Thank god for the use-mention distinction :-)

"Why did you become an economist?"

"I forgot to check my second order conditions."

[-][anonymous]60

An infinite number of mathematicians walked into a bar. I'll have a beer, the first one said. I'll have half as much beer as the first mathematician said the second. I'll have half as much beer as the second mathematician said the third. The bartender looked at all of them, said you guys are jerks, and served them two beers.

I heard it as

... "You all really ought to know your limits" said the bartender, and he just poured them two beers.

[-]philh140

"I'll have a beer", the first one says. "I'll have two beers", says the second. "Three beers, please", says the third.

The bartender says, "you guys owe me a twelfth of a beer."

Three logicians walk into a bar. The bartender asks, "Do all of you want a drink?" The first logician replies, "I don't know." The second logician says, "I don't know." The third logician says, "Yes."

Two Bayesian agents with common priors walk into a bar. The first one says "I'll have a beer". The second one says "that sounds good, I'll have one too".

An infinite number of mathematicians walk into a bar. It collapses into a gravitational singularity.

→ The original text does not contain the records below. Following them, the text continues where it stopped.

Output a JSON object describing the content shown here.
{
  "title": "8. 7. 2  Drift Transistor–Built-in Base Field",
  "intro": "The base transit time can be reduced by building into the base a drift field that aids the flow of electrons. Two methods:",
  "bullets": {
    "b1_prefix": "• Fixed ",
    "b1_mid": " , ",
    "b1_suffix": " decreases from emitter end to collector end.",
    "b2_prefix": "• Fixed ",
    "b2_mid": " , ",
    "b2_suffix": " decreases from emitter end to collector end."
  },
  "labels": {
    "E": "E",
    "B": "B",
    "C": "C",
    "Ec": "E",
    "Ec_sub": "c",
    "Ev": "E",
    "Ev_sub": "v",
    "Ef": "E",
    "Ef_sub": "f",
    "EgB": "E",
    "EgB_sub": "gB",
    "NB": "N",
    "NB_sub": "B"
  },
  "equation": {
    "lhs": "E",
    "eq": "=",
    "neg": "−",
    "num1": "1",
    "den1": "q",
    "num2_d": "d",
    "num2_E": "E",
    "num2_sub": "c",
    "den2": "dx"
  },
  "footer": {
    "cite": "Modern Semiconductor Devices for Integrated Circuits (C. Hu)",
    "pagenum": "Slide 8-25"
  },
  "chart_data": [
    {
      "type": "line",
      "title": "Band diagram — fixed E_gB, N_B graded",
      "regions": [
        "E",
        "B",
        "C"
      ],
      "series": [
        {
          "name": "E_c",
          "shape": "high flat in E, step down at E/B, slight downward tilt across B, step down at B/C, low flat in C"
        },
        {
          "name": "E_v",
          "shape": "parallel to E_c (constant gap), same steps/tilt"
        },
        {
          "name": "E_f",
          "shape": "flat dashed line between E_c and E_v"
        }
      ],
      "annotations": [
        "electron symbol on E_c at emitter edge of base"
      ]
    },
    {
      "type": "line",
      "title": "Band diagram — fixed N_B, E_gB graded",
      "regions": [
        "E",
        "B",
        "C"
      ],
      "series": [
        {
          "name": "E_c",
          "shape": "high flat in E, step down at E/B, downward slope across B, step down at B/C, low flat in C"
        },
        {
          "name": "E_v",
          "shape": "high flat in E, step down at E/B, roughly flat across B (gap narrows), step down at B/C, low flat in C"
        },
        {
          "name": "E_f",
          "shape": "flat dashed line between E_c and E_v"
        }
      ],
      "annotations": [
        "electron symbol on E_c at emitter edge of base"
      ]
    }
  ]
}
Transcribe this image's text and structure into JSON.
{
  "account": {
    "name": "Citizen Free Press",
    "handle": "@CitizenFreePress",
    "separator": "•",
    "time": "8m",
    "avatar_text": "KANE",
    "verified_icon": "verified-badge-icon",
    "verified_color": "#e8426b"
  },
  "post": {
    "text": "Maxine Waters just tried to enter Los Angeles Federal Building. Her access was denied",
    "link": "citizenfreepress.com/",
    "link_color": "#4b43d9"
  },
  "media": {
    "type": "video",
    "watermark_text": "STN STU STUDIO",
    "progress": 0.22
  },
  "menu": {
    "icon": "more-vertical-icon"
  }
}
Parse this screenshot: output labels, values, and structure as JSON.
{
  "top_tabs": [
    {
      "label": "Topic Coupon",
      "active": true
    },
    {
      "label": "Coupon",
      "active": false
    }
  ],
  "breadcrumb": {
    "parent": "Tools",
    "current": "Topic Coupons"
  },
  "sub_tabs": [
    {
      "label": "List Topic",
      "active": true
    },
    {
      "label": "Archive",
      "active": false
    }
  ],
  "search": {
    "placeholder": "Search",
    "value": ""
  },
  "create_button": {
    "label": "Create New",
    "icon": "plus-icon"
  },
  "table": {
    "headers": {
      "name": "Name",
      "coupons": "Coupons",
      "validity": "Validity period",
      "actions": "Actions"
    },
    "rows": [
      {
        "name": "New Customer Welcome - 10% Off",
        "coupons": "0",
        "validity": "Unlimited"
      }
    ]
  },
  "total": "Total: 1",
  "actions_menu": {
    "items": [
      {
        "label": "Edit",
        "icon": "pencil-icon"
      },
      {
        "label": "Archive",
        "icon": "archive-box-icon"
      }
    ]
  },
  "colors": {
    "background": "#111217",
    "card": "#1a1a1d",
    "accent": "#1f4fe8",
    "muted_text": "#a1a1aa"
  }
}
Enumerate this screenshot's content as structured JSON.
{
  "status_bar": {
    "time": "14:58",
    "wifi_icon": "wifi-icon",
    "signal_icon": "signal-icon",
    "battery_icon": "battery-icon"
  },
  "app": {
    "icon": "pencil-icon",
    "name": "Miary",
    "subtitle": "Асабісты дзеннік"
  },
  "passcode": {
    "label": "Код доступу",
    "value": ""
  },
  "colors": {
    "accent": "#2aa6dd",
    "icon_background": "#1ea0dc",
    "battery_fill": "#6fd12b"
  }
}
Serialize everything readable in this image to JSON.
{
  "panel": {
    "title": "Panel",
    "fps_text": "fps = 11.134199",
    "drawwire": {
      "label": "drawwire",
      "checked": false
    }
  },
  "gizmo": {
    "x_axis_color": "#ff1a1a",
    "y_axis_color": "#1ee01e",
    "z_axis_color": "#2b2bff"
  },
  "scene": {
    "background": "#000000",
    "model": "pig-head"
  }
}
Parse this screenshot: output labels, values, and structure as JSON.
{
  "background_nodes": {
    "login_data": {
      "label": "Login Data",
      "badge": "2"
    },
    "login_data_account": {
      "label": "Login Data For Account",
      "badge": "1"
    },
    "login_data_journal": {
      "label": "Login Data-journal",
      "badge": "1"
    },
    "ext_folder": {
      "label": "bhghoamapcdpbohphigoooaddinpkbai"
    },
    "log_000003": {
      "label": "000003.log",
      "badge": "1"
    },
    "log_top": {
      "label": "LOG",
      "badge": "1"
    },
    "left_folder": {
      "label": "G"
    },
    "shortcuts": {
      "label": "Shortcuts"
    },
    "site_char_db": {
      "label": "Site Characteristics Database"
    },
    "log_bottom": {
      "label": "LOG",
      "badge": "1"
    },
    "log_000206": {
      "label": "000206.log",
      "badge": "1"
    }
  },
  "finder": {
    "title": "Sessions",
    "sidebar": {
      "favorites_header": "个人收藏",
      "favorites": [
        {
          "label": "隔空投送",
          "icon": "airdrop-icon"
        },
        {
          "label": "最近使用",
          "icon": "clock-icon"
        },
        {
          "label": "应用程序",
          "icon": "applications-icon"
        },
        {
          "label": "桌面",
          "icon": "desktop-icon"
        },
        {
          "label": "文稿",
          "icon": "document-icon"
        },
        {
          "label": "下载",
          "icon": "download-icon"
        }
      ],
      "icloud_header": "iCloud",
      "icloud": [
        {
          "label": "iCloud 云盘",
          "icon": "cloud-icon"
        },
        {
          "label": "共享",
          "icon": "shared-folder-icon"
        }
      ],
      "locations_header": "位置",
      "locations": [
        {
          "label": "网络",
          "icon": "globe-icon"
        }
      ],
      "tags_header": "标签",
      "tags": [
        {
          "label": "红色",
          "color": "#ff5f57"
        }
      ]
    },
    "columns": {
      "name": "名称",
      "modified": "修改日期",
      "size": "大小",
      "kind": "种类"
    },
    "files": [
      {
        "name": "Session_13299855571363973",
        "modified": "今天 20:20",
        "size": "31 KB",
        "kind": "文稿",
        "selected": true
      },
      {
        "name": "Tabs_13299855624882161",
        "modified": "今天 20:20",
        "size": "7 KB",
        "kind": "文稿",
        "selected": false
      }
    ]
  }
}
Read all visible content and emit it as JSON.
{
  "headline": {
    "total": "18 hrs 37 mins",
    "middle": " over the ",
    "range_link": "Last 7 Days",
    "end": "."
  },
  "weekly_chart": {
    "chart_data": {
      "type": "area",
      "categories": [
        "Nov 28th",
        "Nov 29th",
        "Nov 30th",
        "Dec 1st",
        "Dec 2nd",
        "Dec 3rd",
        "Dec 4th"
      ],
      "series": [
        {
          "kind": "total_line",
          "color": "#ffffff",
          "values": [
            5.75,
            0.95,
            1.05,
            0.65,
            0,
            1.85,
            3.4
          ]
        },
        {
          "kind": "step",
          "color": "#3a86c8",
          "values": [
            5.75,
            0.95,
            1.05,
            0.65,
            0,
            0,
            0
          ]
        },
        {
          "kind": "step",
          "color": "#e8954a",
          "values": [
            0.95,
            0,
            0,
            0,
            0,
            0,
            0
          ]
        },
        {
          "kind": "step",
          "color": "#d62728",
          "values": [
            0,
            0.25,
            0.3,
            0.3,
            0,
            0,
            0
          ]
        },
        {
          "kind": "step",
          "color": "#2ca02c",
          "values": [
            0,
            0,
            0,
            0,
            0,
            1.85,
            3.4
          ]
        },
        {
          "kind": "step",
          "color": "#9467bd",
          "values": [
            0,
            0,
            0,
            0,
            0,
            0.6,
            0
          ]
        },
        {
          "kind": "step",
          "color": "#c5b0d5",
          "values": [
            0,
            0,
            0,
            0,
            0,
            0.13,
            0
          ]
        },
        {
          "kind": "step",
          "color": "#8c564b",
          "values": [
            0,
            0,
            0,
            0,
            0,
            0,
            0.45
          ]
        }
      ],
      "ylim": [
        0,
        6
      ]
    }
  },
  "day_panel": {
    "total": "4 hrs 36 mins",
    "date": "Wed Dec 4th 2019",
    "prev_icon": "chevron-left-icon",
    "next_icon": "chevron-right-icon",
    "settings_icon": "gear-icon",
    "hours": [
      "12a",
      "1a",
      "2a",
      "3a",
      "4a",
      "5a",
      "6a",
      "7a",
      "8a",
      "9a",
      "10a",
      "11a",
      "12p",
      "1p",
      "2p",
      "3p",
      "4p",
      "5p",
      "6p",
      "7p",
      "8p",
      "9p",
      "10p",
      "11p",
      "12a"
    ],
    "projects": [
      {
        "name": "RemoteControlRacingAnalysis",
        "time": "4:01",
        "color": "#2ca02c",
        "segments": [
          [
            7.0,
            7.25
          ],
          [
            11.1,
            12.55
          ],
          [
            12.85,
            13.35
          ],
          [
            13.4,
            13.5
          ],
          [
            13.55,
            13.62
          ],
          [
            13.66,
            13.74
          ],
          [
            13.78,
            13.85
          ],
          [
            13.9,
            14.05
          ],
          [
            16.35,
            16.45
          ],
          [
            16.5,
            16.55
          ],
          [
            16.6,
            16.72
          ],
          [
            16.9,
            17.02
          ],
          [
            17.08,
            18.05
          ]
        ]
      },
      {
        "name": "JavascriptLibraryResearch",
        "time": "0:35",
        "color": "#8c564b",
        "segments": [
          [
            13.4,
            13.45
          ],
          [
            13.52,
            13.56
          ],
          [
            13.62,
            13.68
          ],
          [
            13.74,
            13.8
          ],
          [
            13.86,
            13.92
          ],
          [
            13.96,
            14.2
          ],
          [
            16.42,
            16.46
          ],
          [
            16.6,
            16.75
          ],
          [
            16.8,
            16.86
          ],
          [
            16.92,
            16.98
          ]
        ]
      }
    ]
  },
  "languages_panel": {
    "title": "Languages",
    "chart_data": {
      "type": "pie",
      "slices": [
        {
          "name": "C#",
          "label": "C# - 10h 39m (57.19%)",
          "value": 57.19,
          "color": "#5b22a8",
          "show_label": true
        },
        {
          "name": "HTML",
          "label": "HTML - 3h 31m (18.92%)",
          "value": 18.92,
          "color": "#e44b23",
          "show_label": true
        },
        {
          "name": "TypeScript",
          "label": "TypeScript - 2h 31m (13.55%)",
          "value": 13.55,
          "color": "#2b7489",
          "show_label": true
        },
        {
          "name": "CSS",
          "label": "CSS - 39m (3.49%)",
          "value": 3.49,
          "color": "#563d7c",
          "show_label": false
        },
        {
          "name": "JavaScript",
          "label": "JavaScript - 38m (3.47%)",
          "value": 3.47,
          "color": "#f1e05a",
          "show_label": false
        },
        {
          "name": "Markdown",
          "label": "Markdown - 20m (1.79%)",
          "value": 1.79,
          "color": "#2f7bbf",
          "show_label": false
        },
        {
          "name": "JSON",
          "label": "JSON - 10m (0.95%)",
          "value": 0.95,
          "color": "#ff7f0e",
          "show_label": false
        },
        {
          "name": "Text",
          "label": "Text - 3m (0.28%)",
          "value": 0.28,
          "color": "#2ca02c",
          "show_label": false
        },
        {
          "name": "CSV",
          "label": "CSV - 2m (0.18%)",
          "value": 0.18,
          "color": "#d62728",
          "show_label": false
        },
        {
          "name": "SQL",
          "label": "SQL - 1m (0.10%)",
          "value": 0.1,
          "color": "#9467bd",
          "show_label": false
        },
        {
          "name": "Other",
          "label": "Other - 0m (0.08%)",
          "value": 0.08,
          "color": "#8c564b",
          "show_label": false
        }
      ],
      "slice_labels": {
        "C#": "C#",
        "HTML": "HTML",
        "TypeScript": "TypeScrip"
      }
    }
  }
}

An infinite number of mathematicians walk into a bar. It collapses into a gravitational singularity.

...and starts to emit Stephen Hawkings

A countably infinite number of mathematicians walk into a bar. The first mathematician orders a beer. The second orders half a beer. The third orders one third of a beer. The bartender says "whoa, I'm going to run out of beer!".

An uncountably infinite number of mathematicians walk into a bar. The first mathematician orders no beer. The second orders no beer. The third orders no beer. The bartender says "whoa, I'm going to run out of beer!".

Why didn't the chicken cross the road?

Antipredictions need no explanation.

An existentialist walks into a bar and orders a martini. The bartender say "Would you like an olive in that?", to which the existentialist responds "I think not", and promptly disappears.